The election ends more than two months before the game, but Brey and Blakeney are not planning for their communal contributions to end Nov. 3. If Notre Dame comes to the D.C. area for the weekend, opportunities to do something before the game with both teams would be plentiful. The ideas are already spinning.
“I think we need to turn the next initiative into some kind of outreach to the police, to see if we can be some kind of peacemaker or communicator in between the police and the community,” Brey said. “Kenny thought that would be the next good initiative to work on and think about with the D.C. police by the time Jan. 18 comes up. This is bigger than both of us. We need to be there and do the game.”

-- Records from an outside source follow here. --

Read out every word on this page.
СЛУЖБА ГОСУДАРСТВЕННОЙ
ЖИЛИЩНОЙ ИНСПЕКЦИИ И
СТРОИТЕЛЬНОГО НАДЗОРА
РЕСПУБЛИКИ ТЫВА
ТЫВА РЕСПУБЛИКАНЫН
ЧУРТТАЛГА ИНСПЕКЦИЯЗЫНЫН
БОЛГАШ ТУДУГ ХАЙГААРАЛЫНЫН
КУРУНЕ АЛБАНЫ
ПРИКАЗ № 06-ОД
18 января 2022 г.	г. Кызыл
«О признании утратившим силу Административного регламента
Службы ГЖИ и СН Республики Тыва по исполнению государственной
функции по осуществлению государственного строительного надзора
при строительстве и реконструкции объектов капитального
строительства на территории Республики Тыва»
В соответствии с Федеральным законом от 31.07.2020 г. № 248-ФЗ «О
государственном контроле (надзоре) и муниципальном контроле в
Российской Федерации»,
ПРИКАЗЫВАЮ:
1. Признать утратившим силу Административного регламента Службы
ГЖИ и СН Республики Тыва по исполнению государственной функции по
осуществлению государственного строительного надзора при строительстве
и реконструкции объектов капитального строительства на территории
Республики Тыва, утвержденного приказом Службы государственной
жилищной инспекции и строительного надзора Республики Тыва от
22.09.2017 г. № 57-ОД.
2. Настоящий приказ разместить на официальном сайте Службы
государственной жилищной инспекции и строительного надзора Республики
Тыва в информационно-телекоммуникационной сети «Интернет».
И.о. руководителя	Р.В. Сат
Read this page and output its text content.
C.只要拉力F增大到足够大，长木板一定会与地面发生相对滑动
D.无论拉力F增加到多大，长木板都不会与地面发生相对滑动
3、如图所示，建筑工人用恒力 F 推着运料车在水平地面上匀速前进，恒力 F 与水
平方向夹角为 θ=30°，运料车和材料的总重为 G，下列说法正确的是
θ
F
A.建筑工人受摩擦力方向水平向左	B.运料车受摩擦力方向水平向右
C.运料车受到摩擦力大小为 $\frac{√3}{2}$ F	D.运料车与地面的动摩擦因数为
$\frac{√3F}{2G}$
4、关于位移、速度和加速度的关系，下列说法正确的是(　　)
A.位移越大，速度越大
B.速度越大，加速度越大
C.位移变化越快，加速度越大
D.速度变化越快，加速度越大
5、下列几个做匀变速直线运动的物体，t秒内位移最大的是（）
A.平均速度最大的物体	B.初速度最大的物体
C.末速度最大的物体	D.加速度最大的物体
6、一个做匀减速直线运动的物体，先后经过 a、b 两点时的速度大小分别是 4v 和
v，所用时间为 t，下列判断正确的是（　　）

Notre Dame will be the first high-major team play at Howard since Oregon State in November 2010 and the first ever ACC opponent to play the Bison in a road game. Brey said it’s possible Fox Sports 1 broadcasts the game, with Howard alum Gus Johnson on the call.
Brey held a Zoom call with all his players a few days after the death of George Floyd. He was admittedly anxious, not sure what to expect his players to say or how they might feel. Six of Notre Dame’s 12 players are white. Six are black. Brey was ready for anything, but unsure of how he might respond to varying emotions and topics that came out during the call.
“I didn’t know what they wanted to talk about, what they wanted to express, if it would be anger,” Brey said. “We got a little bit of everything, from both the black players and white players. Cormac Ryan was really powerful in saying, ‘I’m embarrassed. I don’t know what to say to my black teammates in all of this.’ The one thing I wanted to reiterate was to express yourself.”
With the initiatives the come from this game, they’ll get a chance.